A grande maioria dos inventores e pesquisadores entre os séculos 16 e 19 eram pessoas de famílias abastadas, que podiam se permitir dedicar-se à pesquisa e às suas invenções. Para citar apenas alguns dos mais famosos dos séculos 17 e 18, o químico Robert Boyle (1627-1691), o biólogo Marcello Malpighi (1628-1694), o biólogo John Ray (1628-1705), o matemático e astrônomo Christiaan Huygens (1629-1695), o físico Issac Newton (1642-1727) e o matemático Gottfried Leibniz (1646-1716) eram de famílias ricas. A maioria dos membros das sociedades científicas não era de cientistas, e sim de aristocratas que buscavam prestígio social. Assim foi o caso quando da criação da Royal Society of London (1662), fundada não por um cientista, mas pelo monarca Carlos II. A Académie des Sciences (1666) era frequentada por Luis XIV e membros da monarquia com assiduidade, nenhum dos quais era cientista.
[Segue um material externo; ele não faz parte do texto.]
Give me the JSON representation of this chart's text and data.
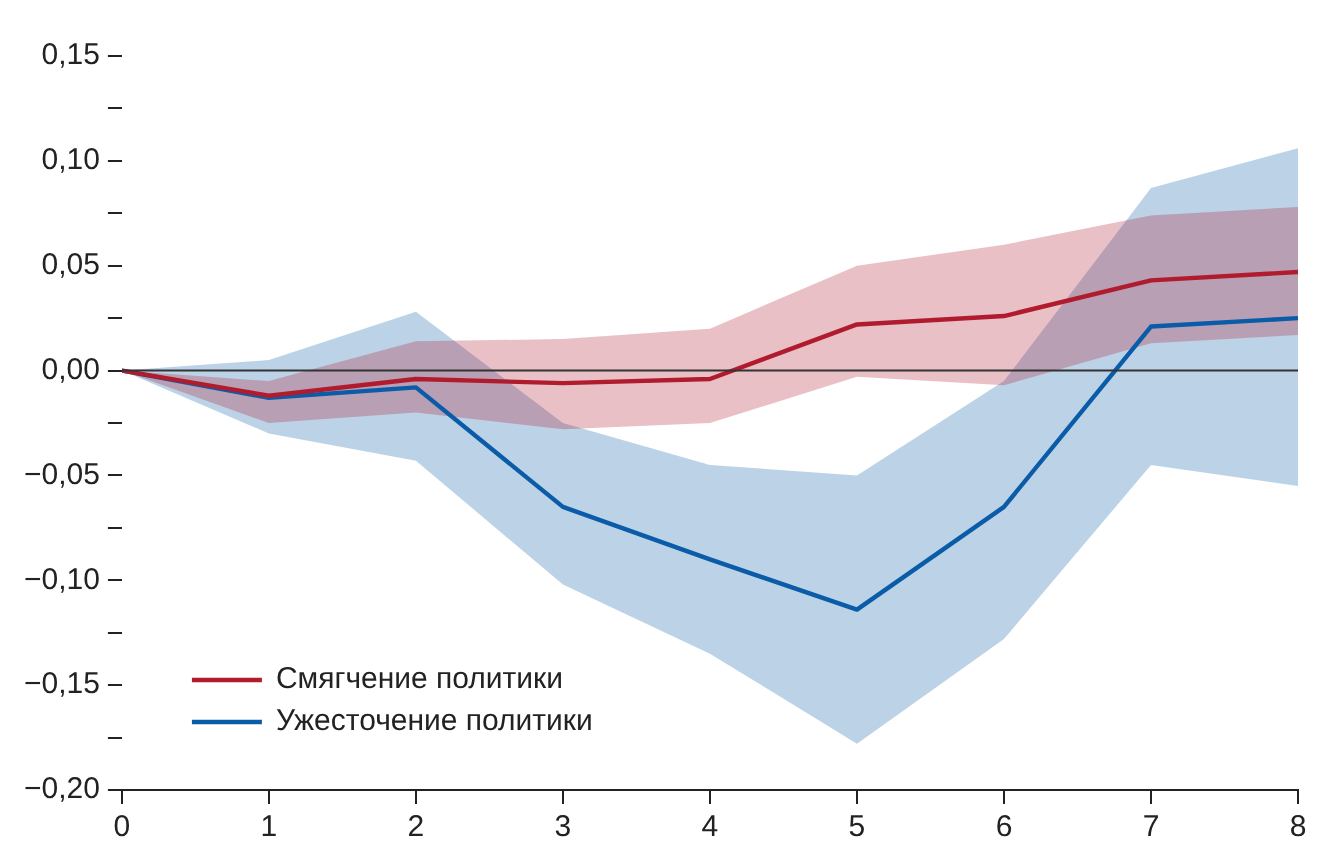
{
  "chart_data": {
    "type": "line",
    "x": [
      0,
      1,
      2,
      3,
      4,
      5,
      6,
      7,
      8
    ],
    "xlim": [
      0,
      8
    ],
    "xticks": [
      0,
      1,
      2,
      3,
      4,
      5,
      6,
      7,
      8
    ],
    "ylim": [
      -0.2,
      0.15
    ],
    "yticks": [
      {
        "value": -0.2,
        "label": "−0,20"
      },
      {
        "value": -0.175,
        "label": null
      },
      {
        "value": -0.15,
        "label": "−0,15"
      },
      {
        "value": -0.125,
        "label": null
      },
      {
        "value": -0.1,
        "label": "−0,10"
      },
      {
        "value": -0.075,
        "label": null
      },
      {
        "value": -0.05,
        "label": "−0,05"
      },
      {
        "value": -0.025,
        "label": null
      },
      {
        "value": 0,
        "label": "0,00"
      },
      {
        "value": 0.025,
        "label": null
      },
      {
        "value": 0.05,
        "label": "0,05"
      },
      {
        "value": 0.075,
        "label": null
      },
      {
        "value": 0.1,
        "label": "0,10"
      },
      {
        "value": 0.125,
        "label": null
      },
      {
        "value": 0.15,
        "label": "0,15"
      }
    ],
    "series": [
      {
        "name": "Смягчение политики",
        "color": "#b01c2e",
        "values": [
          0,
          -0.012,
          -0.004,
          -0.006,
          -0.004,
          0.022,
          0.026,
          0.043,
          0.047
        ],
        "upper": [
          0,
          -0.005,
          0.014,
          0.015,
          0.02,
          0.05,
          0.06,
          0.074,
          0.078
        ],
        "lower": [
          0,
          -0.025,
          -0.02,
          -0.028,
          -0.025,
          -0.003,
          -0.007,
          0.013,
          0.017
        ]
      },
      {
        "name": "Ужесточение политики",
        "color": "#0b5ca8",
        "values": [
          0,
          -0.013,
          -0.008,
          -0.065,
          -0.09,
          -0.114,
          -0.065,
          0.021,
          0.025
        ],
        "upper": [
          0,
          0.005,
          0.028,
          -0.025,
          -0.045,
          -0.05,
          -0.005,
          0.087,
          0.106
        ],
        "lower": [
          0,
          -0.03,
          -0.043,
          -0.102,
          -0.135,
          -0.178,
          -0.128,
          -0.045,
          -0.055
        ]
      }
    ],
    "ref_lines": [
      {
        "axis": "y",
        "value": 0,
        "color": "#333333"
      }
    ],
    "legend": "bottom left",
    "grid": false,
    "marker": "none",
    "line_style": "solid"
  }
}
Os filósofos naturais mais conhecidos do século 18 não chegavam a 25, incluindo Benjamin Franklin (1706-1790), Carolus Linnaeus (1707-1778), Erasmus Darwin (1731-1802), avô de Charles Darwin, Cavendish (1731-1810), Priestley (1733-1804), Coulomb (1736-1806) e Lavoisier (1743-1794).

Até cerca de meados do século 20 muita pouca gente tinha acesso à educação formal. O amadurecimento dos sistemas de governo e de contrato social foram aos poucos se aprimorando e oferecendo melhores oportunidades de ensino e educação para parcelas da população menos rica. Este também foi um processo muito lento, mas que, uma vez estabelecido por demanda da sociedade, permitiu a expansão do conhecimento em suas várias esferas. Sendo assim, na verdade, um dos principais fatores que permitiu o avanço do conhecimento e da ciência foi o estabelecimento de sistemas políticos e sociais cada vez melhores, que permitiram melhores condições de vida e educação, ampliando o acesso da sociedade aos sistemas de educação e formação profissional. E não o contrário.

Finalmente, a grande questão do momento, sobre estabelecer prioridades para o financiamento da pesquisa, é uma questão complexa, bem complexa. Existe um grande volume de literatura sobre esse assunto, que mereceria ser mais bem conhecida de maneira a melhor fundamentar esse debate tão necessário.

O debate promovido pelo USP Talks entre os Professores Glaucius Oliva e Brito Cruz deveria ser apenas o ponto de partida para uma reflexão mais ampla e profunda por parte dos acadêmicos e suas instituições, além da sociedade como um todo, sobre um assunto essencial: afinal, qual é o valor que a ciência tem no mundo de hoje?